As a kid I remember longing for two things – a family and to go on vacation. The two were clearly tied together because every summer, I watched my neighbors load up their cars with suitcases, then the family got in and they drove away together.
Families went on vacation. Vacations were for families.
I wasn’t an orphan, but my family was shattered. My mother and father rarely spoke without a fight and things between them ended very badly.
But to my surprise, a teen pregnancy led to a marriage, the birth of my daughter Kelly, then her brother Daniel. And in a few short years, I found myself with a bona fide family.
So of course I insisted on lots of vacations.

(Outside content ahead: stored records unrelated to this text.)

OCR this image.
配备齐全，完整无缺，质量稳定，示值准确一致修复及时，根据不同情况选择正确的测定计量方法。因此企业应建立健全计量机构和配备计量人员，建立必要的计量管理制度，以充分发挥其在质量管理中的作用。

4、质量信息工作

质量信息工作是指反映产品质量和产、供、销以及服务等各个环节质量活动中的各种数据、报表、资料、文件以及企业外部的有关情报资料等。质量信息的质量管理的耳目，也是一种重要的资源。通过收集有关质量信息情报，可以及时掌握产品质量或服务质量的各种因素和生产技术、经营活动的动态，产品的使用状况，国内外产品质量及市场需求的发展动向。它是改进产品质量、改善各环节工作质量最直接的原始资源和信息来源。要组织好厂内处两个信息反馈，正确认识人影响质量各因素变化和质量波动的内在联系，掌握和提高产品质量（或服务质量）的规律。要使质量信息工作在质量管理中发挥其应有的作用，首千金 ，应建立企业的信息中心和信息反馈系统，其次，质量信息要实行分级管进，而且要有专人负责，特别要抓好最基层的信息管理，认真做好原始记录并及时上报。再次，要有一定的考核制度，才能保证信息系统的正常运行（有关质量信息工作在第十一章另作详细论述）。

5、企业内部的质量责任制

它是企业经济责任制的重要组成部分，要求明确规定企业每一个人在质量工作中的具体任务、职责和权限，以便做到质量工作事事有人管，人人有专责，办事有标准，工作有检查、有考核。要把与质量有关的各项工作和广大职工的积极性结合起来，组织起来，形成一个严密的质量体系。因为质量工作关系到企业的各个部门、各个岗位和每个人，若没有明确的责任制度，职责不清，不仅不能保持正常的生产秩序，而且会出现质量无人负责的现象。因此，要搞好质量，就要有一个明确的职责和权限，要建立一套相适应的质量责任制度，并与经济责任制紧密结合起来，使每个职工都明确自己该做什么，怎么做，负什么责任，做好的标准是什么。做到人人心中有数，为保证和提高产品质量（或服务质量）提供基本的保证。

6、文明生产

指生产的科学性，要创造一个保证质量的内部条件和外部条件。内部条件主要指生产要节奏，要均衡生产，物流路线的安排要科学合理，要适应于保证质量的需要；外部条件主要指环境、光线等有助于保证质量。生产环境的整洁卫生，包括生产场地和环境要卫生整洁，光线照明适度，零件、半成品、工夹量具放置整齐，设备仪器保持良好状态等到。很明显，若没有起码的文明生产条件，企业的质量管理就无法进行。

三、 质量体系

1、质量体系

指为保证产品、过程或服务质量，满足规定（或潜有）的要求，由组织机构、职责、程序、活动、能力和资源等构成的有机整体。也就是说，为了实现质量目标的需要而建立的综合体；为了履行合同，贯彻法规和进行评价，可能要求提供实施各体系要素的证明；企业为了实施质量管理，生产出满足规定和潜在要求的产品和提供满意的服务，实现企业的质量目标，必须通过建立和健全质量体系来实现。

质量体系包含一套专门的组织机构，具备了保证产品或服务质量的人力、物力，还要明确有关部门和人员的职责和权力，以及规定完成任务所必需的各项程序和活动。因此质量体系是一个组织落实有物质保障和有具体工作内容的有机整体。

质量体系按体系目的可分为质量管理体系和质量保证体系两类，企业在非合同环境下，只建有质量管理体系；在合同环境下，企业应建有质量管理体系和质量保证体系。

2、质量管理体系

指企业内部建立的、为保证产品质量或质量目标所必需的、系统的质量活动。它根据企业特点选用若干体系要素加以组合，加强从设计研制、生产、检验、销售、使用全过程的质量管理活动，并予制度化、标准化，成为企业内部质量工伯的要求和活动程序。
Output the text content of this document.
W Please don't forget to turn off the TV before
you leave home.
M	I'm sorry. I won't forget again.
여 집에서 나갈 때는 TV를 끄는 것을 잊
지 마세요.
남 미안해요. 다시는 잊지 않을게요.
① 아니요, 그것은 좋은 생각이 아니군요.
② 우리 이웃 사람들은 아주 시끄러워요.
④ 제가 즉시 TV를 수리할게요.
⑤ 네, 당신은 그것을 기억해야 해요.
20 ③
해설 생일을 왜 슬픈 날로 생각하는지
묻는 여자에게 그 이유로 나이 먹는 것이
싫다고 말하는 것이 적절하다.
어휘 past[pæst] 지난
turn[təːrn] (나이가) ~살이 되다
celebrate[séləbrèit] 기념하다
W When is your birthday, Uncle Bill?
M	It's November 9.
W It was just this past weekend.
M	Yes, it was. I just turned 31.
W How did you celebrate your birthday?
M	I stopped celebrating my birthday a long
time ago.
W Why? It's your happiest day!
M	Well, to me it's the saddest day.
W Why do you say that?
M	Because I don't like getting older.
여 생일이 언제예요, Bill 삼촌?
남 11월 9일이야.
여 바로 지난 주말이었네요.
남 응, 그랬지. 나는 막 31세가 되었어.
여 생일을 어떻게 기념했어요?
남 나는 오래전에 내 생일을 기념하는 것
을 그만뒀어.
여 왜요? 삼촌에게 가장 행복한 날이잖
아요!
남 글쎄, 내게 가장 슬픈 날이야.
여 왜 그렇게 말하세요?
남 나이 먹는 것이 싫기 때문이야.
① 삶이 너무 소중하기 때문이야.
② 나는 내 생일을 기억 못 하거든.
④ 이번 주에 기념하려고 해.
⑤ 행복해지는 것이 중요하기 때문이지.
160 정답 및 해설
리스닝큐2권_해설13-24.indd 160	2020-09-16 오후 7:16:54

And I didn’t care where we went. But the surprise I never expected was the many nights spent around the dinner table. The warm conversation. The uproarious laughter. The nights nobody wanted to leave.
Over the past few years, so much of what I did with my family has changed. I’ve lost Tim, Kelly and her family moved out of state, and in just few days, Daniel leaves for his families big move north. Not my idea of how a family is supposed to be.
Change – it’s never simple. Those easy days of having my family close by are gone, and I want them back.
As parents, our greatest hope for our children is for them to move on and develop families of their own. To take what we taught them and create their own traditions, go on vacations, and build their own lives outside of ours.
We’re supposed to want all that for them right? So why when it happens, is it so painful?
For the rest of my years, I’ll cheer on my children and grandchildren in whatever they chose to pursue. When possible, I’ll chip in toward any goals and dreams they hold dear to their hearts.
But secretly, I wish we all lived in a cluster of cottages on a hillside. All connected by a well-worn path to a big dining room with a giant table surrounded by enough chairs for all.
But until that happens, I’ll take this one day a year we call Thanksgiving. And I’ll gather my whole family (and maybe a few others) around a feast fit for a king. And I’ll celebrate the fulfillment of a little girl’s dream. And a God who saw fit to make it come true.